RE: Canonical XML 3.6 from John Boyer on 2000-12-13 (w3c-ietf-xmldsig@w3.org from October to December 2000)

From: John Boyer <jboyer@PureEdge.com>
Date: Wed, 13 Dec 2000 13:02:09 -0800
To: "Rick Jelliffe" <ricko@gate.sinica.edu.tw>
Cc: <w3c-ietf-xmldsig@w3.org>, <w3c-i18n-ig@w3.org>
Message-ID: <BFEDKCINEPLBDLODCODKCEPNCGAA.jboyer@PureEdge.com>

Hi Rick

<rick>
I missed it, twice!  Or at least on two separate occassions I read the
text, got identically confused and then later both times figured out what
was going on (only to forget).  In both cases, I think I assumed that
there was a typo and the & had been missed out from the things that looked
like numeric character references.
</rick>

I agree the form better.

The above is an example of what appears to be going on with this example.
It should read 'I don't agree that the suggested form is better', but the
above is how it goes if one doesn't read every second word.

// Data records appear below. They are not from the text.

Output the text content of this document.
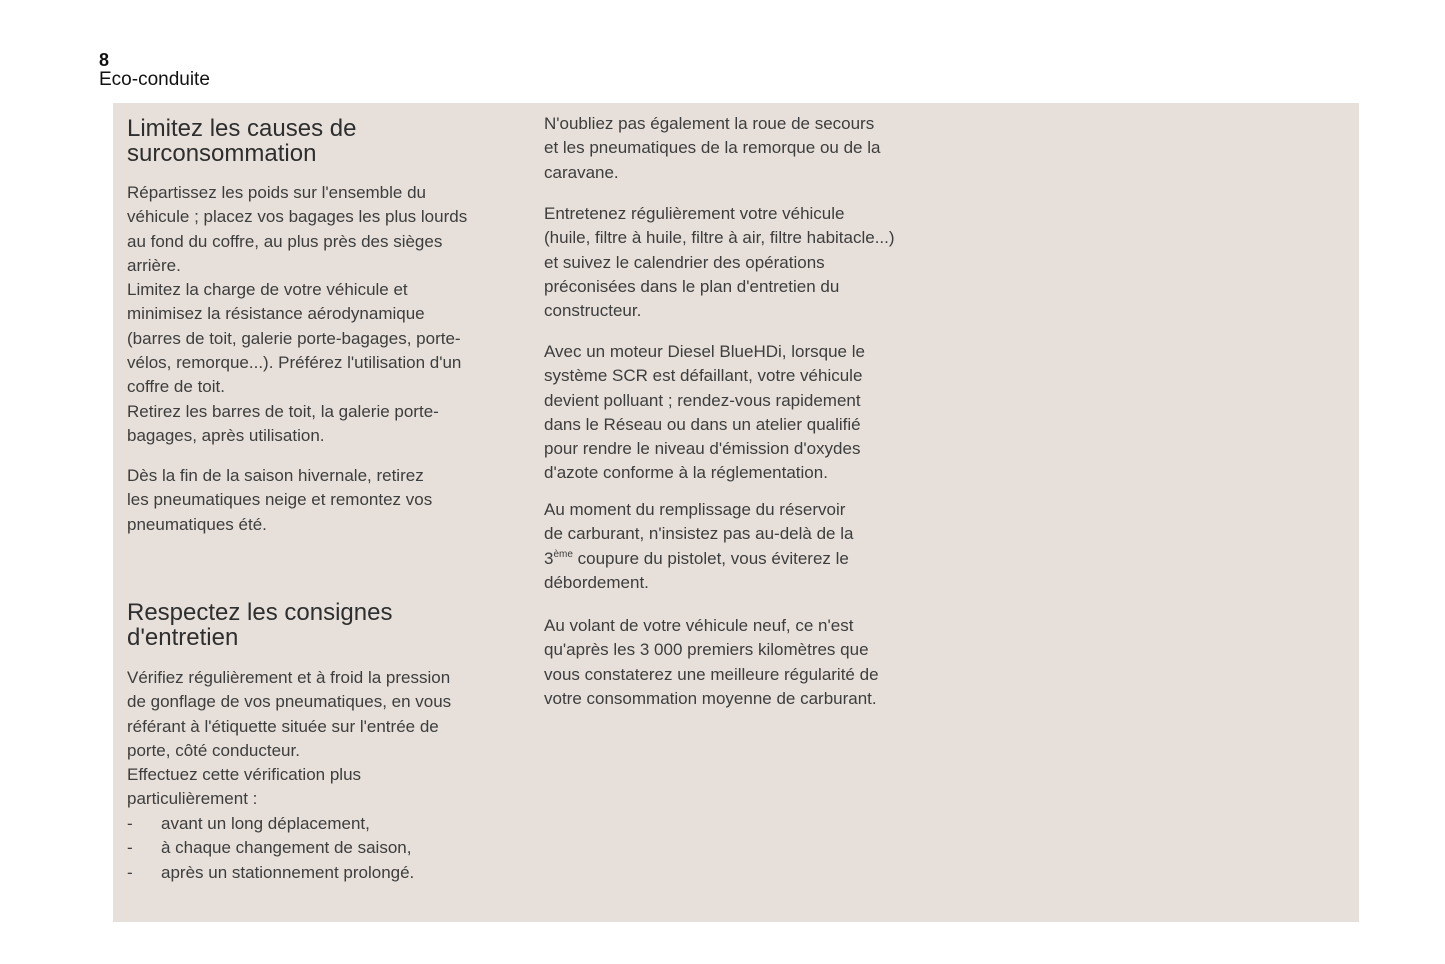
8
Eco-conduite
Limitez les causes de
surconsommation

Répartissez les poids sur l'ensemble du
véhicule ; placez vos bagages les plus lourds
au fond du coffre, au plus près des sièges
arrière.
Limitez la charge de votre véhicule et
minimisez la résistance aérodynamique
(barres de toit, galerie porte-bagages, porte-
vélos, remorque...). Préférez l'utilisation d'un
coffre de toit.
Retirez les barres de toit, la galerie porte-
bagages, après utilisation.

Dès la fin de la saison hivernale, retirez
les pneumatiques neige et remontez vos
pneumatiques été.

Respectez les consignes
d'entretien

Vérifiez régulièrement et à froid la pression
de gonflage de vos pneumatiques, en vous
référant à l'étiquette située sur l'entrée de
porte, côté conducteur.
Effectuez cette vérification plus
particulièrement :

- avant un long déplacement,
- à chaque changement de saison,
- après un stationnement prolongé.

N'oubliez pas également la roue de secours
et les pneumatiques de la remorque ou de la
caravane.

Entretenez régulièrement votre véhicule
(huile, filtre à huile, filtre à air, filtre habitacle...)
et suivez le calendrier des opérations
préconisées dans le plan d'entretien du
constructeur.

Avec un moteur Diesel BlueHDi, lorsque le
système SCR est défaillant, votre véhicule
devient polluant ; rendez-vous rapidement
dans le Réseau ou dans un atelier qualifié
pour rendre le niveau d'émission d'oxydes
d'azote conforme à la réglementation.

Au moment du remplissage du réservoir
de carburant, n'insistez pas au-delà de la
3ème coupure du pistolet, vous éviterez le
débordement.

Au volant de votre véhicule neuf, ce n'est
qu'après les 3 000 premiers kilomètres que
vous constaterez une meilleure régularité de
votre consommation moyenne de carburant.
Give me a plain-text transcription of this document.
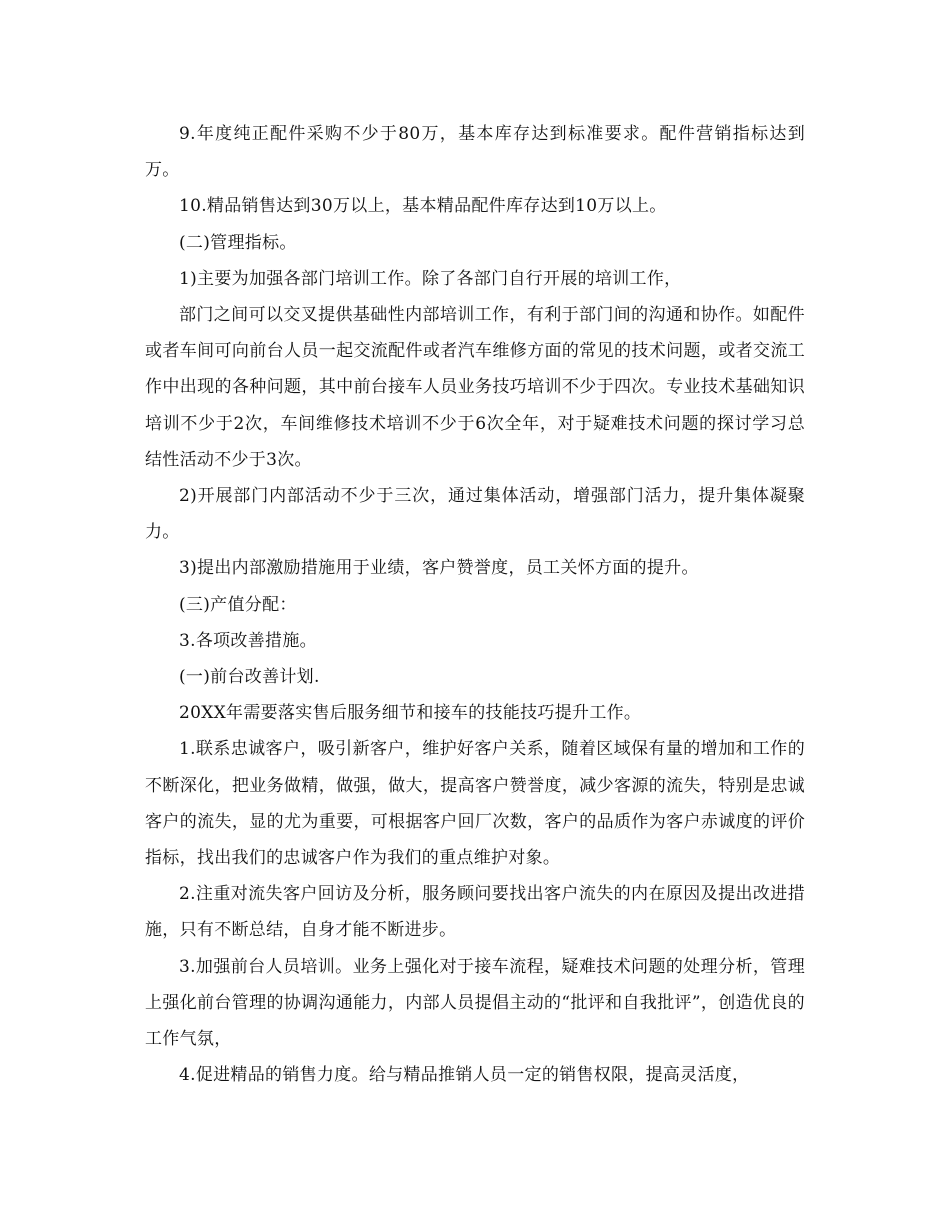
9.年度纯正配件采购不少于80万，基本库存达到标准要求。配件营销指标达到万。

10.精品销售达到30万以上，基本精品配件库存达到10万以上。

(二)管理指标。

1)主要为加强各部门培训工作。除了各部门自行开展的培训工作，

部门之间可以交叉提供基础性内部培训工作，有利于部门间的沟通和协作。如配件或者车间可向前台人员一起交流配件或者汽车维修方面的常见的技术问题，或者交流工作中出现的各种问题，其中前台接车人员业务技巧培训不少于四次。专业技术基础知识培训不少于2次，车间维修技术培训不少于6次全年，对于疑难技术问题的探讨学习总结性活动不少于3次。

2)开展部门内部活动不少于三次，通过集体活动，增强部门活力，提升集体凝聚力。

3)提出内部激励措施用于业绩，客户赞誉度，员工关怀方面的提升。

(三)产值分配：

3.各项改善措施。

(一)前台改善计划.

20XX年需要落实售后服务细节和接车的技能技巧提升工作。

1.联系忠诚客户，吸引新客户，维护好客户关系，随着区域保有量的增加和工作的不断深化，把业务做精，做强，做大，提高客户赞誉度，减少客源的流失，特别是忠诚客户的流失，显的尤为重要，可根据客户回厂次数，客户的品质作为客户赤诚度的评价指标，找出我们的忠诚客户作为我们的重点维护对象。

2.注重对流失客户回访及分析，服务顾问要找出客户流失的内在原因及提出改进措施，只有不断总结，自身才能不断进步。

3.加强前台人员培训。业务上强化对于接车流程，疑难技术问题的处理分析，管理上强化前台管理的协调沟通能力，内部人员提倡主动的“批评和自我批评”，创造优良的工作气氛，

4.促进精品的销售力度。给与精品推销人员一定的销售权限，提高灵活度，
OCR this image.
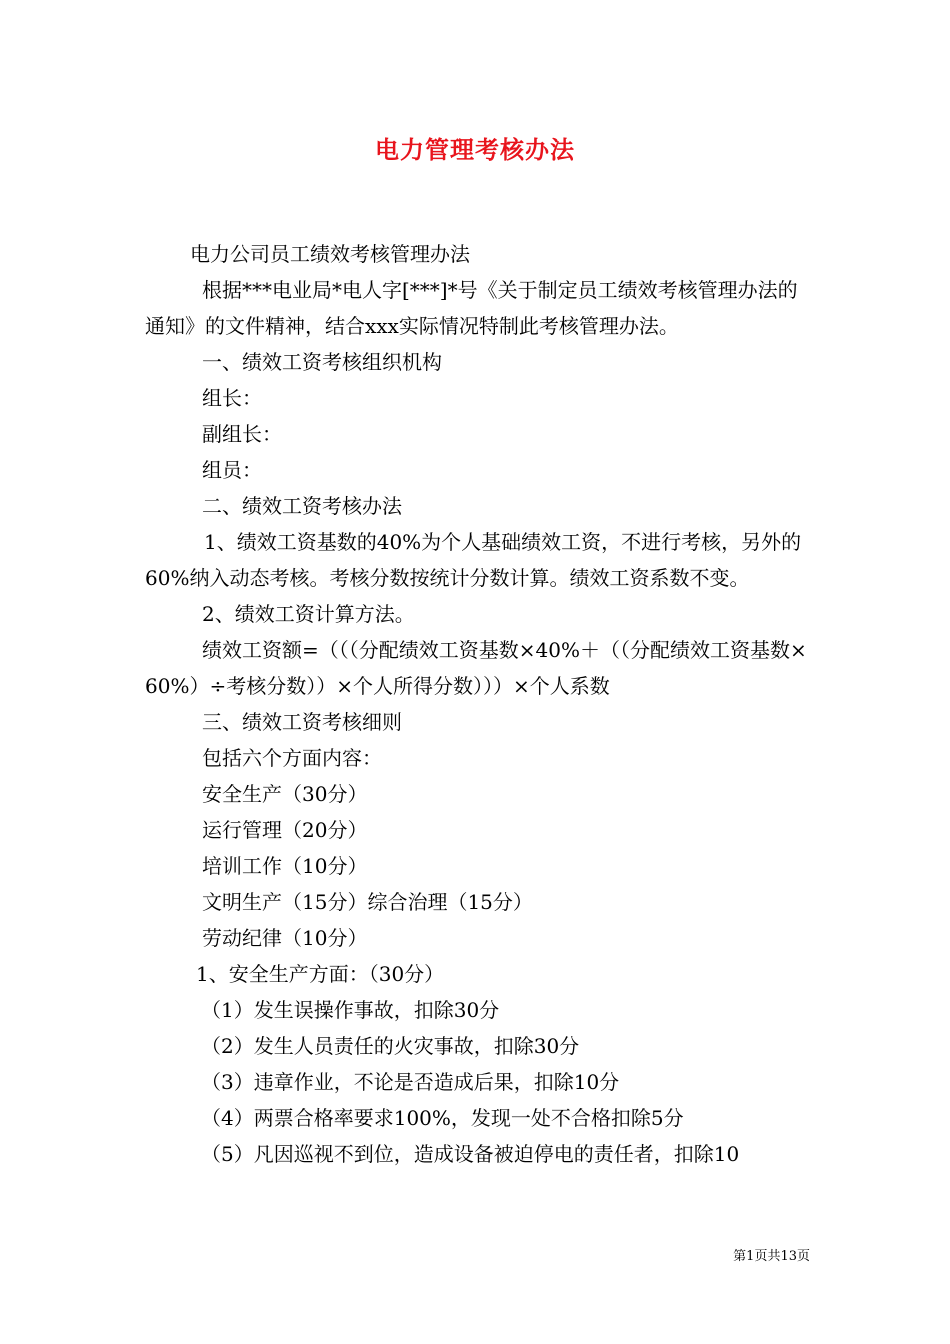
电力管理考核办法

电力公司员工绩效考核管理办法

根据***电业局*电人字[***]*号《关于制定员工绩效考核管理办法的通知》的文件精神，结合xxx实际情况特制此考核管理办法。

一、绩效工资考核组织机构

组长：

副组长：

组员：

二、绩效工资考核办法

1、绩效工资基数的40%为个人基础绩效工资，不进行考核，另外的60%纳入动态考核。考核分数按统计分数计算。绩效工资系数不变。

2、绩效工资计算方法。

绩效工资额=（（（分配绩效工资基数×40%＋（（分配绩效工资基数×60%）÷考核分数））×个人所得分数）））×个人系数

三、绩效工资考核细则

包括六个方面内容：

安全生产（30分）

运行管理（20分）

培训工作（10分）

文明生产（15分）综合治理（15分）

劳动纪律（10分）

1、安全生产方面：（30分）

（1）发生误操作事故，扣除30分

（2）发生人员责任的火灾事故，扣除30分

（3）违章作业，不论是否造成后果，扣除10分

（4）两票合格率要求100%，发现一处不合格扣除5分

（5）凡因巡视不到位，造成设备被迫停电的责任者，扣除10

第1页共13页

The point is that misunderstandings are bound to occur if one creates one's
own interpretation of how to fix what are initially perceived to be errors.
It is easy to imagine inserting the word 'is' at the second to last
position, but it isn't what I meant.  It is preferable to look at all the
words in the sentence before assessing what I meant.

<rick>
I think it is bad speccing to present something that looks like XML but
isnt.
</rick>

Unfortunately, your suggested fix also looks like XML, and one still has to
read the notes to decipher what is really meant.  I don't think it's a bad
specification because it requires the reader to read the whole example
before trying to implement what the example suggests.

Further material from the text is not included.